Kültür ve Turizm Bakanlığı'nın desteğiyle Türk sineması altın yıllarını yaşamaya başladı.
Amerikan sinemasına son yıllardaki yapımları ile adeta kafa tutan Türk sinemasının, başarısının ardında Kültür ve Turizm Bakanlığı'nın desteği bulunuyor. Telif Hakları ve Sinema Genel Müdürü Selahattin Ertaş, son yıllarda Türkiye'de uluslararası seviyede çok iyi filmler yapıldığını belirterek, "Türk Sineması büyük bir atak yaptı" dedi. Ertaş, birçok Türk sinemasının uluslararası alanda düzenlenen festivalde ödül aldığını belirterek, son olarak Cannes Film Festivalinde de Fatih Akın'ın 'Yaşamın Kıyısında' adlı filminin dış basında da övgüler aldığını söyledi.
Kültür ve Turizm Bakanlığı Telif Hakları ve Sinema Genel Müdürü Selahattin Ertaş, İHA'ya Türk sinemasında son yıllarda yaşanan gelişmeler hakkında açıklamalarda bulundu.
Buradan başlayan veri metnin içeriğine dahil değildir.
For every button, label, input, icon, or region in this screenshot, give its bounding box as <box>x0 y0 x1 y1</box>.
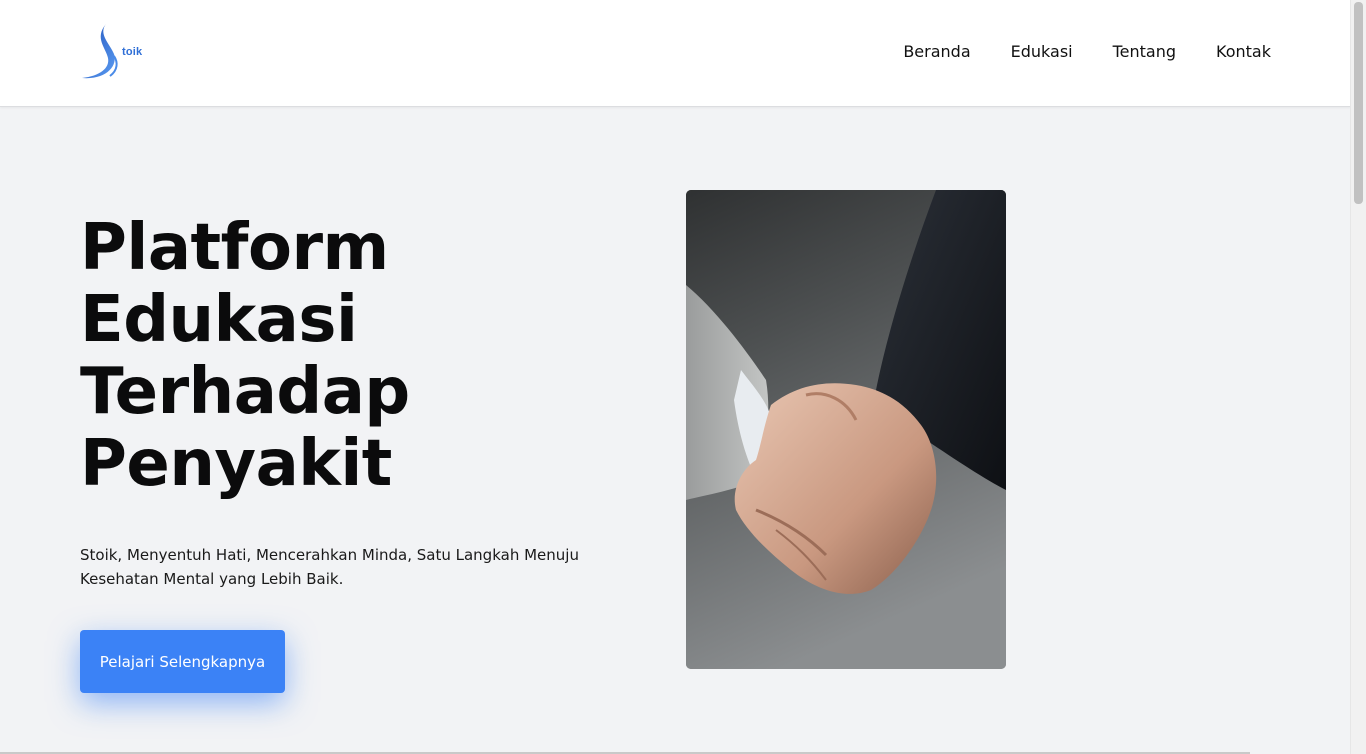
hero-title-line: Terhadap <box>80 355 410 429</box>
hero-subtitle: Stoik, Menyentuh Hati, Mencerahkan Minda… <box>80 546 579 588</box>
logo[interactable]: toik <box>80 22 144 82</box>
handshake-illustration <box>686 190 1006 669</box>
main-nav: Beranda Edukasi Tentang Kontak <box>903 42 1271 61</box>
hero-title-line: Platform <box>80 211 389 285</box>
learn-more-button[interactable]: Pelajari Selengkapnya <box>80 630 285 693</box>
nav-item-beranda[interactable]: Beranda <box>903 42 970 61</box>
nav-item-tentang[interactable]: Tentang <box>1113 42 1176 61</box>
hero-title-line: Penyakit <box>80 427 392 501</box>
scrollbar-thumb[interactable] <box>1354 2 1363 204</box>
nav-item-kontak[interactable]: Kontak <box>1216 42 1271 61</box>
handshake-image <box>686 190 1006 669</box>
nav-item-edukasi[interactable]: Edukasi <box>1011 42 1073 61</box>
logo-text: toik <box>122 46 143 58</box>
page: toik Beranda Edukasi Tentang Kontak Plat… <box>0 0 1366 754</box>
site-header: toik Beranda Edukasi Tentang Kontak <box>0 0 1351 107</box>
hero-title-line: Edukasi <box>80 283 358 357</box>
hero-title: Platform Edukasi Terhadap Penyakit <box>80 212 410 500</box>
vertical-scrollbar[interactable] <box>1350 0 1366 754</box>
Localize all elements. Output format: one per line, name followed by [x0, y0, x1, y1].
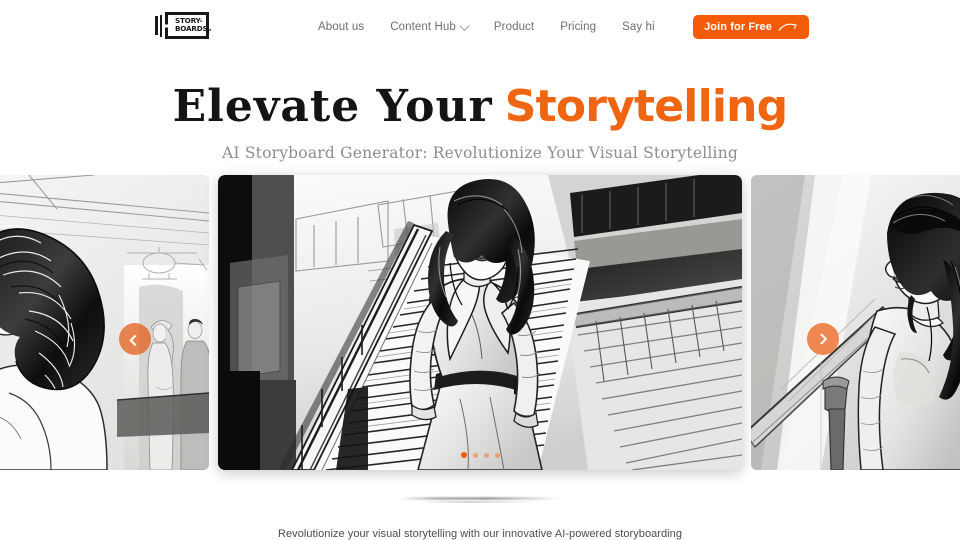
carousel-prev-button[interactable] — [119, 323, 151, 355]
storyboards-logo[interactable]: STORY- BOARDSai — [155, 12, 211, 39]
hero-section: Elevate Your Storytelling AI Storyboard … — [0, 82, 960, 163]
carousel-slide-center[interactable] — [218, 175, 742, 470]
storyboard-illustration-right — [751, 175, 960, 470]
main-navigation: About us Content Hub Product Pricing Say… — [318, 0, 655, 54]
section-divider-shadow — [420, 501, 540, 503]
carousel-dots — [218, 452, 742, 458]
nav-label-about-us: About us — [318, 21, 365, 33]
storyboard-illustration-center — [218, 175, 742, 470]
join-for-free-button[interactable]: Join for Free — [693, 15, 809, 39]
nav-label-content-hub: Content Hub — [390, 21, 456, 33]
headline-dark-part: Elevate Your — [172, 81, 493, 132]
logo-frame-icon: STORY- BOARDSai — [165, 12, 211, 39]
carousel-slide-right[interactable] — [751, 175, 960, 470]
carousel-dot-4[interactable] — [494, 452, 500, 458]
landing-page: STORY- BOARDSai About us Content Hub Pro… — [0, 0, 960, 540]
storyboard-illustration-left — [0, 175, 209, 470]
swoosh-arrow-icon — [778, 23, 797, 31]
join-for-free-label: Join for Free — [704, 21, 772, 33]
hero-carousel — [0, 175, 960, 470]
chevron-right-icon — [815, 333, 828, 345]
carousel-next-button[interactable] — [807, 323, 839, 355]
nav-label-say-hi: Say hi — [622, 21, 655, 33]
site-header: STORY- BOARDSai About us Content Hub Pro… — [0, 0, 960, 54]
chevron-left-icon — [129, 334, 141, 347]
section-divider — [400, 497, 560, 500]
headline-accent-part: Storytelling — [504, 81, 788, 132]
carousel-dot-3[interactable] — [483, 452, 489, 458]
carousel-dot-2[interactable] — [472, 452, 478, 458]
nav-item-pricing[interactable]: Pricing — [560, 21, 596, 33]
page-title: Elevate Your Storytelling — [0, 82, 960, 132]
footer-tagline: Revolutionize your visual storytelling w… — [277, 528, 683, 540]
logo-text-suffix: ai — [207, 27, 212, 32]
logo-text-line2-main: BOARDS — [175, 23, 208, 33]
carousel-slide-left[interactable] — [0, 175, 209, 470]
nav-item-say-hi[interactable]: Say hi — [622, 21, 655, 33]
nav-item-product[interactable]: Product — [494, 21, 534, 33]
logo-text-line2: BOARDSai — [175, 23, 211, 34]
hero-subtitle: AI Storyboard Generator: Revolutionize Y… — [221, 144, 739, 162]
nav-label-pricing: Pricing — [560, 21, 597, 33]
nav-item-about-us[interactable]: About us — [318, 21, 364, 33]
nav-item-content-hub[interactable]: Content Hub — [390, 20, 470, 33]
chevron-down-icon — [459, 20, 470, 31]
nav-label-product: Product — [493, 21, 535, 33]
logo-film-bars-icon — [155, 13, 162, 39]
carousel-dot-1[interactable] — [460, 452, 467, 458]
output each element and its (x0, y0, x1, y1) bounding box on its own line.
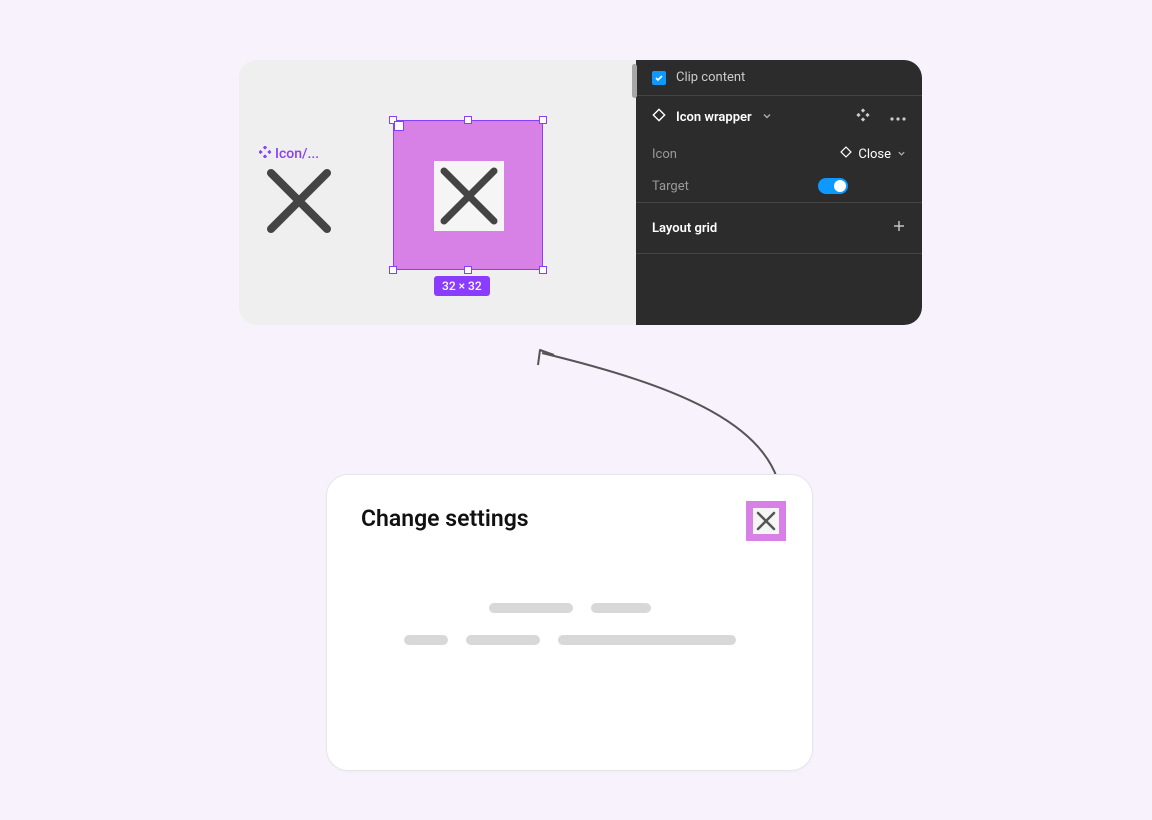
more-icon[interactable] (890, 110, 906, 125)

Bakanlığın sinemaya büyük bir destek verdiğini belirten Ertaş, projelerde de önemli bir canlılık yaşandığını yapılan başarılı filmler sayesinde Türk sinemasının üst seviyelere taşındığını söyledi.
TÜRK SİNEMASI ATAĞA KALKTI
"Türk Sineması büyük bir atağa kalktı" diyen Ertaş, geçen yıl gösterime giren film sayısının 33 olduğunu belirterek, sinema filmi izleyici sayısının da son yıllara oranla arttığını ifade etti. Ertaş, 2002 yılında yerli film izleyen izleyici sayısının toplam yüzde 8 iken, 2006 yılında bu oranın yüzde 52'ye kadar yükseldiğini belirtti. İzleyici sayısındaki artışın Türk sinemasının geleceği bakımından önemli olduğunu belirten Ertaş, "İzleyici demek Türk sinemasının yerli filmlerin finanse edildiğinin göstergesidir. Alınan biletlerden dolayı izlenen filmler destek görmektedir" dedi. İzleme oranlarının dünya standartları ile mukayese edildiğinde yeterli olmadığına işaret eden Ertaş, 2006 yılında 35 milyon seyirci sayısının olduğunu bunun ülke nüfusunun yarısı kadar olduğunu ancak Avrupa ülkelerinde bu durumun ülke nüfusunun 3 katı kadar olduğunu bildirdi.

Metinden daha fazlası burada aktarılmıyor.